3 October 2018

Zimbabwe: Electronic Payment Costs Review Progressive - - Analysts

Photo: The Herald
Vendors in Zimbabwe.

Government has reviewed tax for all electronic transactions from 5 cents per transaction to 2 cents per dollar with both monetary and fiscal authorities commending the new system, which now captures the entire previously untaxed $7,5 billion informal sector, as more progressive.

Former MDC parliamentarian Eddie Cross said in February a levy on electronic money transfers, which has become the dominant transacting method due to cash shortages, could help Government tax the thriving informal sector.

Reserve Bank Governor Dr John Mangudya and Finance and Economic Development Minister Professor Mthuli Ncube, view the new tax system in terms of implications to the tax payer and treasury.

The Treasury and monetary bosses said the tax system was progressive as it reduced the tax liability from low value transactions. Prof Ncube also said the new tax will help expand the tax collection base.

Analysts, however, said the new tax system was tantamount to a tax increase given the shortage of cash in the country, which compels the vast majority of people to use electronic modes of payment for transacting.

This is because paying 2 cents for every dollar effectively means one loses 2 cents in every 100 cents transaction and by the time one transacts to a value of say $1 000 they would have cumulatively lost or paid $20.

The value of electronic transactions amounted to a $65 billion in the first six months of this year, and analysts think the new tax system is designed to increase revenue to Treasury, including by capturing the informal sector.

An enigmatic puzzle many have struggled to prove or disprove, is from a study carried out with the help of the World Bank, which said Zimbabwe had an estimated 5,7 million micro to medium enterprises, which do not pay taxes.

It was estimated, in the 2016 study, that the sector generates about $7,5 billion, which circulates outside the formal banking system. Estimates also say 90 percent of Zimbabwe's 16 million population is not formally employed.

With Government committing to austerity measures to curb fiscal disequilibrium, which saw budget deficit hit $2,52 billion in 2017, the new tax may significantly shore up State coffers and help Treasury to live within its means.

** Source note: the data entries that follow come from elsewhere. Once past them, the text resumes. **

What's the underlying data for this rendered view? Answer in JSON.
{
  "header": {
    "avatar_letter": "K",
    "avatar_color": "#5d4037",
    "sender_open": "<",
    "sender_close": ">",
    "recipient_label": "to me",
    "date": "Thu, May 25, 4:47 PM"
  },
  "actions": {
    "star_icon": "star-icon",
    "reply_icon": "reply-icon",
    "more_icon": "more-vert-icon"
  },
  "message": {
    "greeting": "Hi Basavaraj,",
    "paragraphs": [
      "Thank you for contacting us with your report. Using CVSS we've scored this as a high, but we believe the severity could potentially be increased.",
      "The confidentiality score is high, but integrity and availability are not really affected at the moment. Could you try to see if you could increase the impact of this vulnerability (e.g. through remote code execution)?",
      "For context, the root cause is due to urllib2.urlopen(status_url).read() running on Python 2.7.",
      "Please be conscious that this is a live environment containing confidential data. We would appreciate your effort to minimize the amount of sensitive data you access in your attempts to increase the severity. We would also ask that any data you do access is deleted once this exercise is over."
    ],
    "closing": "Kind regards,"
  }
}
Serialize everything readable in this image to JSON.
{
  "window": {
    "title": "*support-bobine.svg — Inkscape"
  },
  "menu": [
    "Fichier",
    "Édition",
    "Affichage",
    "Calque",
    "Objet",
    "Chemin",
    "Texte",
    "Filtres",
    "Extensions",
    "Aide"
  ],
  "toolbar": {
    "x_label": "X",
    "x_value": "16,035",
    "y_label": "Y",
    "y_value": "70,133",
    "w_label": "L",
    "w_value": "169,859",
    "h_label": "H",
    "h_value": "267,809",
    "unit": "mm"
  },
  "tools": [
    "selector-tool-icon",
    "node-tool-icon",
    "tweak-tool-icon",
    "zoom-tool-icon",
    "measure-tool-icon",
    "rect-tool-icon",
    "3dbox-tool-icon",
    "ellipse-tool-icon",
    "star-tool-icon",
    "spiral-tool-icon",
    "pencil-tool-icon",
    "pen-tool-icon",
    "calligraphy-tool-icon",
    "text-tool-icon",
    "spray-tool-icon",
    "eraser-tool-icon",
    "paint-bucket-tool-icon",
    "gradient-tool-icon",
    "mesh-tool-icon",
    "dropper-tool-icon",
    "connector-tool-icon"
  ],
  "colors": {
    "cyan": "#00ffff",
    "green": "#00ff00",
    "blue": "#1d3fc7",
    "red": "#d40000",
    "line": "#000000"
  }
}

"I believe that we can cover the shortfall in our revenues," said Mr Cross, a former MDC legislator and Bulawayo based economist, while submitting recommendations by Parliament's Committee on Budget and Finance.

"We can provide more money for our health sector; we can fund the Parliament of Zimbabwe properly if we put a small tax on electronic transfers. If we put 5 percent, five cents in a dollar on that, it is $9 billion of new revenue."

Mr Cross said the total value of electronic transfers in 2017 amounted to $180 billion.

However, the central bank chief sees the new tax approach through different lenses, after he said levying 2 cents per dollar would be light on one's pockets for small value transactions, hence it was progressive.

Dr Mangudya said the previous taxation system was in a way regressive in that for every transaction, regardless of whether it was big or small, the public had to part away with a significant amount of 5 cents.

"What I can say is that for small purchases, which are small transactions, it is an improvement because (for instance) bread costs a dollar or $1,10 and you charge 5 cents, it becomes regressive policy.

"And if you put 2 cents, which is 2 percent of every dollar you are now paying 2 cents instead of 5 cents (per transaction)," he said.

Minister Ncube concurred with the governor saying the tax system aligned with the now prevailing way of transacting in Zimbabwe, which he said reflected financial deepening of the domestic market.

The minister likened the new tax approach for electronic payments to the individual tax system, Pay As You Earn (PAYE), which prescribes higher tax bands as one's gross income level or pay scale increases.

"Two cents per dollar transacted, that is much more progressive than before because what it means before is that whether your transaction was $1 you would pay 5 cents whether its $5 million you still pay 5 cents.

"So clearly, that is unfair and that is regressive and this is a much better system, it is progressive, it is line with expenditure in terms of value, it's a fairer system. I do not think it is going to increase the tax levels at all.

"The current proposal is progressive, this is linked to value. For small purchases in terms of denominations, this is quite progressive because in a sense you are paying a percentage of the size of your transaction.

"It is much fairer and it includes all electronic transactions because, let's be honest, the ATM has migrated from the wall to where you used to place your card to your mobile phone," Minister Ncube said.

The finance chief said the previous arrangement had become ineffective and it had become important to move in the direction of technology driven innovations and prevailing ways of doing business.

Economist Andy Hodges said while there were significant positive takeaways from the Governor's monetary policy statement and the finance minister's fiscal roadmap issued on Monday, the 2 cents tax system was essentially a tax hike.

"What is bad for us is the issue of mobile payments because for every $1 000 you spend you are paying $20. I understand that Government needs to widen its tax base, however, that affects us ordinary Zimbabweans when making mobile payments," he said.

"People are saying now, look, if we want to use cash we cannot find it, so we are actually stuck with mobile payments and that way we are going to have to pay more, but I think the minister and reserve bank had to do a balancing act," he added.